Consequently, as visitors to the show, we do not come across the objects themselves. We see that they have been lovingly translated into new and fresh forms of their visual appearances as digitally crafted prints and cut-outs. Their conversion from object to image seems appropriate to their nature. It duplicates and extends the processes of distanciation and alienation that produced them—as mass produced objects themselves, in their function to try to reduce colonised cultures to design motifs, and in their new position as tokens of exchange via eBay. Elements that contradict that process keep popping up in the work, however. Even though reduced to flat images, they have multiple forms, sometimes box-framed, like objects again, sometimes being continuous with the walls to which they have self-adhered, sometimes lying as prone felt against a wall or out on the floor. They also appear in duplicate, as plates and tables bouncing around walls in an apparently purposeless excitement. Sometimes their repetition recontextualises them—as, after not being able to avoid being attracted to the offensive aboriginalia design motif bouncing across the back wall on its boomerang-shaped cut-out coffee-table, for example, I later saw it reproduced again, printed over a grid of dots in a small framed print, a little footnote to signal critique in case anyone was unsure. Mainly, however, it is the location of the translated objects around the walls and floor that makes visitors realise that while much of the physicality of the objects may be lost in their conversion to their flattened likenesses, it is restored under our very feet through their acknowledgement of the even more physical architectural forms and space that we also occupy.

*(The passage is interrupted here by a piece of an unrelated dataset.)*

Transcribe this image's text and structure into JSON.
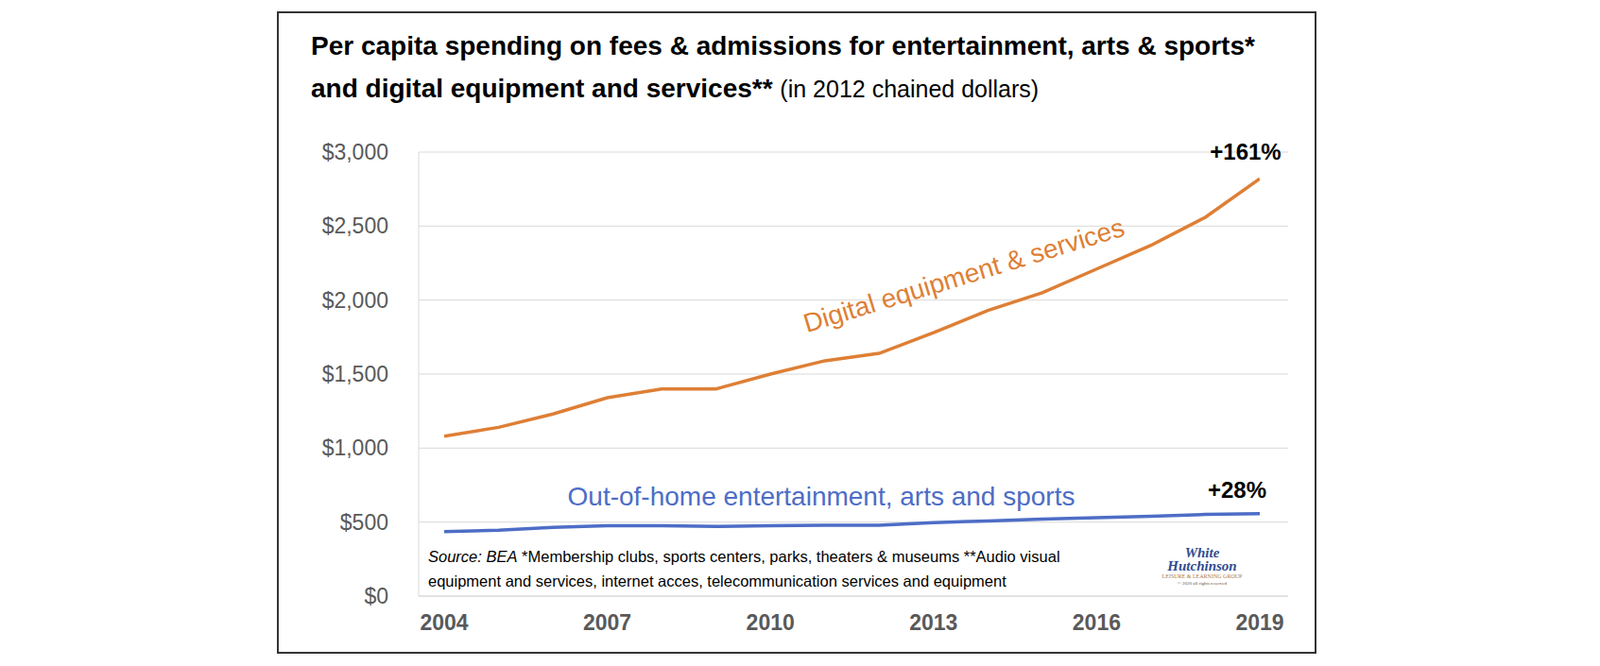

The absurd possibility then entered my head that the objects from Joyce Hinterding and David Haines’s The Blinds and the Shutters could have floated back into the earth’s atmosphere and onto the Tin Sheds’ walls. With many others, I saw them float off six years ago in a multi-video and sound work at the Art Gallery of New South Wales. They were the contents of an already strangely dislocated white modernist house, and they floated out across the walls of the room in which we stood watching them leave, seeming to head out of any reference point known on the earth’s surface. The literal movement within the represented space of the image over-rode the still, literal space of the room on which it was projected and in which we stood watching. In Domestic Pulp-itations, the objects seem to have returned, represented as playfully bouncing across walls, as if to familiarise themselves with their new environment where literal space has been made more evident because of their interaction with it.